Die aus einem Foul resultierende Verletzung war nur einer von zahlreichen Zwischenfällen in einem hektischen Endspiel. So sah Roms Francesco Totti zwei Minuten vor dem Ende die Rote Karte, weil er mit einem Fußtritt auf eine Provokation von Inter-Stürmer Mario Balotelli reagiert hatte. "Balotelli hat mich und meine Stadt beleidigt. Er ist ein Provokateur. Auf dem Spielfeld hat er ein ganzes Volk beleidigt. Ich habe zu nervös reagiert, aber Balotelli ist für seine Provokationen bekannt", sagte Totti.

Zudem wurde wiederholt ein Laserstrahl aus der Römer Fankurve auf Mourinho gerichtet und störte den Trainer. Am Ende der Begegnung bewarfen Rom-Anhänger die Sicherheitskräfte mit Flaschen, einige Tifosi wurden festgenommen.

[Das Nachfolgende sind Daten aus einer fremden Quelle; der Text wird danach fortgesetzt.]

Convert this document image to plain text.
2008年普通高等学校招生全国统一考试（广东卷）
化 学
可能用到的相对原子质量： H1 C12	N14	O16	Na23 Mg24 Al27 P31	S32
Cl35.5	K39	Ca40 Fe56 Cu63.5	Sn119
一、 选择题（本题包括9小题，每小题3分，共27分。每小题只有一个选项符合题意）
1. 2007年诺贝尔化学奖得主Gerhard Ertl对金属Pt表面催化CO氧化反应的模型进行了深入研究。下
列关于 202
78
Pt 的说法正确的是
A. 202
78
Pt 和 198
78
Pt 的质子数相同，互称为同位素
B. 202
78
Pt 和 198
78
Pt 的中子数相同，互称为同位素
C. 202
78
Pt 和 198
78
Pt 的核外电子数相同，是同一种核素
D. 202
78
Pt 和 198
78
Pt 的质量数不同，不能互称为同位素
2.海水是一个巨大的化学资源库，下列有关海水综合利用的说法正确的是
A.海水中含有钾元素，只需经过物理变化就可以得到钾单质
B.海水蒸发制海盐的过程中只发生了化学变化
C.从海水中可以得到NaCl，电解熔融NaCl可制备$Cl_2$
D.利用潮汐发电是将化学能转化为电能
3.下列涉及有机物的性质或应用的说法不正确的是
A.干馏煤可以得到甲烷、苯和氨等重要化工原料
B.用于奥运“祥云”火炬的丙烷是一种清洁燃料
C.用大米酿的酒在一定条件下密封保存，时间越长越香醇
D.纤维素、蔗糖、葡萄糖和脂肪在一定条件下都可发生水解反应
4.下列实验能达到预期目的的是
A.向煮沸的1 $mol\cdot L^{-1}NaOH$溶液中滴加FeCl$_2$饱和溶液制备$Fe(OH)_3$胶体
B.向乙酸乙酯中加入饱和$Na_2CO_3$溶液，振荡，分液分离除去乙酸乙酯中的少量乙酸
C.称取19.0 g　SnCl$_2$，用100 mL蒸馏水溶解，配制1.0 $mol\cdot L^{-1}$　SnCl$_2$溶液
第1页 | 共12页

Das Siegtor des Argentiniers Diego Milito in der 40. Minute geriet da schon fast zur Nebensache.

Als die Gemüter sich wieder beruhigt hatten, setzte Mourinho zur großen Lobeshymne auf seine Spieler an. "Das Match war sehr hart, weil wir von Anfang an auf Sneijder verzichten mussten. Jetzt müssen wir an die letzte Phase der Meisterschaft denken und dann an Madrid. Der Champions-League-Sieg ist unser Traum", sagte Mourinho und zeigte ungewohnte Demut. Nicht ihm, sondern der Mannschaft seien die großartigen Leistungen der vergangenen Wochen zu verdanken. Auf der Gegenseite zeigte sich Roms Trainer Claudio Ranieri nach dem ersten Fehlgriff nach einem Titel enttäuscht, will aber weiterhin um die Meisterschaft kämpfen. "Wir werden bis zum Schluss mit all unseren Kräften um den Titel kämpfen", erklärte Ranieri, dessen Team mit zwei Punkten Rückstand in die beiden letzten Spieltage geht.